SHROFF: I wrote this novel in 2020, during the pandemic. And I started, and the humor kept creeping in, likely because, during those grim pandemic days, I also needed some levity through the darkness. And I kept trying to shove it off - like, this is serious. We can't do this. This is irreverent. And then I found that not only did that comedy - that dark humor keep creeping in. It was serving to levitate. It was a nice foil to the darker themes I wanted to address and take on seriously. And I found that, instead of fighting it, I should lean into it because it was helping me say something.
KELLY: That's interesting - that idea of, like, take anything - take whatever you can get your hands on to get you through a dark moment. And you're writing this at a moment where we were all doing that - just looking for a little hope wherever we could find it during the pandemic.
SHROFF: I think that the dark comedy was not only essential when I was drafting it. But the more I did it, the more it seemed like it was realistic because human beings - we do find levity even in some macabre issues. It's how we survive. It's how we get through it. And especially with this group of women - like, the humor through their oppression is how they get through it. It's how they come through the other side.
KELLY: Give me an example of a scene where you're using humor to propel your characters through something quite serious, quite dark.
SHROFF: I'll try to be generic here. There is, as we've touched, that the women seek Geeta's help in disposing of their own husbands. There's a dinner party scene, and the women are attempting to rid one such husband. And it's not going well. And the comedy there is they start to bicker with each other - really comes through. And there's, like, a bit of blaming before they say, all right. Let's put our fingers down and pool our minds, and let's get through this together.
KELLY: They're serving a poisoned curry. Am I allowed to give that away (laughter)?
SHROFF: Yes, I think so. I mean, this is...
KELLY: They're trying to get the plate in front of the right person.
SHROFF: They're trying to get the plate of poisoned - absolutely - veggie curry in front of the right victim, and it is not going well.
KELLY: (Laughter) And you're making me laugh, and we're talking about poisoning someone at a dinner party. So I guess, yeah, it works.
SHROFF: It makes you wonder your own moral scale, really.
KELLY: Yes, there's that.
SHROFF: But I guarantee you're not going to be rooting for these select men. You're going to be rooting for the women. So...
KELLY: Stay with the idea of moral scale because this was what I found so interesting about Geeta - is she is rescuing stray dogs. Like, she can't stand to see them mistreated, even as she is helping plot the murder of someone she knows quite well and is at a dinner party with. How did she wrestle with that? How did you think about it as you wrote her?

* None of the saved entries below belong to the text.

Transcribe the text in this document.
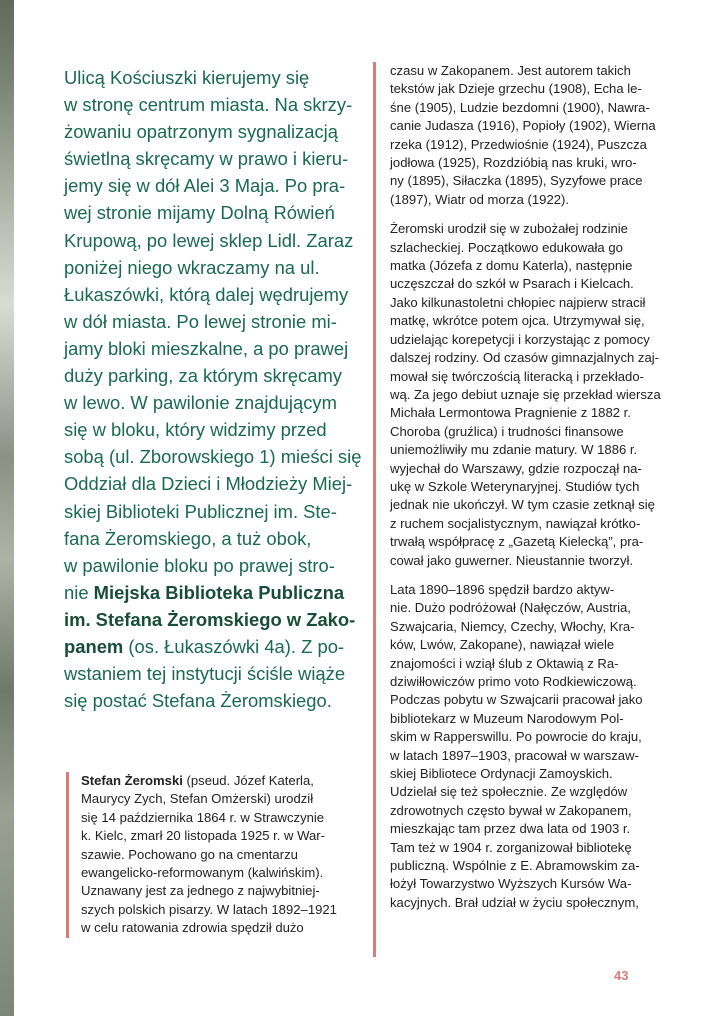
Ulicą Kościuszki kierujemy się
w stronę centrum miasta. Na skrzy-
żowaniu opatrzonym sygnalizacją
świetlną skręcamy w prawo i kieru-
jemy się w dół Alei 3 Maja. Po pra-
wej stronie mijamy Dolną Rówień
Krupową, po lewej sklep Lidl. Zaraz
poniżej niego wkraczamy na ul.
Łukaszówki, którą dalej wędrujemy
w dół miasta. Po lewej stronie mi-
jamy bloki mieszkalne, a po prawej
duży parking, za którym skręcamy
w lewo. W pawilonie znajdującym
się w bloku, który widzimy przed
sobą (ul. Zborowskiego 1) mieści się
Oddział dla Dzieci i Młodzieży Miej-
skiej Biblioteki Publicznej im. Ste-
fana Żeromskiego, a tuż obok,
w pawilonie bloku po prawej stro-
nie Miejska Biblioteka Publiczna
im. Stefana Żeromskiego w Zako-
panem (os. Łukaszówki 4a). Z po-
wstaniem tej instytucji ściśle wiąże
się postać Stefana Żeromskiego.

Stefan Żeromski (pseud. Józef Katerla,
Maurycy Zych, Stefan Omżerski) urodził
się 14 października 1864 r. w Strawczynie
k. Kielc, zmarł 20 listopada 1925 r. w War-
szawie. Pochowano go na cmentarzu
ewangelicko-reformowanym (kalwińskim).
Uznawany jest za jednego z najwybitniej-
szych polskich pisarzy. W latach 1892–1921
w celu ratowania zdrowia spędził dużo

czasu w Zakopanem. Jest autorem takich
tekstów jak Dzieje grzechu (1908), Echa le-
śne (1905), Ludzie bezdomni (1900), Nawra-
canie Judasza (1916), Popioły (1902), Wierna
rzeka (1912), Przedwiośnie (1924), Puszcza
jodłowa (1925), Rozdzióbią nas kruki, wro-
ny (1895), Siłaczka (1895), Syzyfowe prace
(1897), Wiatr od morza (1922).

Żeromski urodził się w zubożałej rodzinie
szlacheckiej. Początkowo edukowała go
matka (Józefa z domu Katerla), następnie
uczęszczał do szkół w Psarach i Kielcach.
Jako kilkunastoletni chłopiec najpierw stracił
matkę, wkrótce potem ojca. Utrzymywał się,
udzielając korepetycji i korzystając z pomocy
dalszej rodziny. Od czasów gimnazjalnych zaj-
mował się twórczością literacką i przekłado-
wą. Za jego debiut uznaje się przekład wiersza
Michała Lermontowa Pragnienie z 1882 r.
Choroba (gruźlica) i trudności finansowe
uniemożliwiły mu zdanie matury. W 1886 r.
wyjechał do Warszawy, gdzie rozpoczął na-
ukę w Szkole Weterynaryjnej. Studiów tych
jednak nie ukończył. W tym czasie zetknął się
z ruchem socjalistycznym, nawiązał krótko-
trwałą współpracę z „Gazetą Kielecką”, pra-
cował jako guwerner. Nieustannie tworzył.

Lata 1890–1896 spędził bardzo aktyw-
nie. Dużo podróżował (Nałęczów, Austria,
Szwajcaria, Niemcy, Czechy, Włochy, Kra-
ków, Lwów, Zakopane), nawiązał wiele
znajomości i wziął ślub z Oktawią z Ra-
dziwiłłowiczów primo voto Rodkiewiczową.
Podczas pobytu w Szwajcarii pracował jako
bibliotekarz w Muzeum Narodowym Pol-
skim w Rapperswillu. Po powrocie do kraju,
w latach 1897–1903, pracował w warszaw-
skiej Bibliotece Ordynacji Zamoyskich.
Udzielał się też społecznie. Ze względów
zdrowotnych często bywał w Zakopanem,
mieszkając tam przez dwa lata od 1903 r.
Tam też w 1904 r. zorganizował bibliotekę
publiczną. Wspólnie z E. Abramowskim za-
łożył Towarzystwo Wyższych Kursów Wa-
kacyjnych. Brał udział w życiu społecznym,

43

SHROFF: The relativity there is about - for me, it was about the other person's actions. Like, in this instance, the dog hasn't hurt anybody. The dog's been harmed. The dog had been abused, but the dog has no malicious intent. And the husband, with the fateful curry, has done some dark, horrible things, and that's where the sliding scale comes in. When I first approached the idea of women getting together to dispose of a husband, I struggled with it. If someone's killing someone, they're a sociopath. And how do I get a reader to root for a sociopath? And I was talking to my father about it, and he said - and I'll never forget this. He said, I don't think you have to be a sociopath to kill someone. I think you just have to be hungry enough. And that really resonated with me when I wrote Farah, who is the first wife to approach Geeta for help in killing her abusive husband. And I think, when I was dissecting actions and motives, it was very clear to me - OK, they just have to be in a horrible enough position where this is their out.
KELLY: We've been speaking with the writer Parini Shroff about her debut novel, which is titled "The Bandit Queens." Parini Shroff, thank you.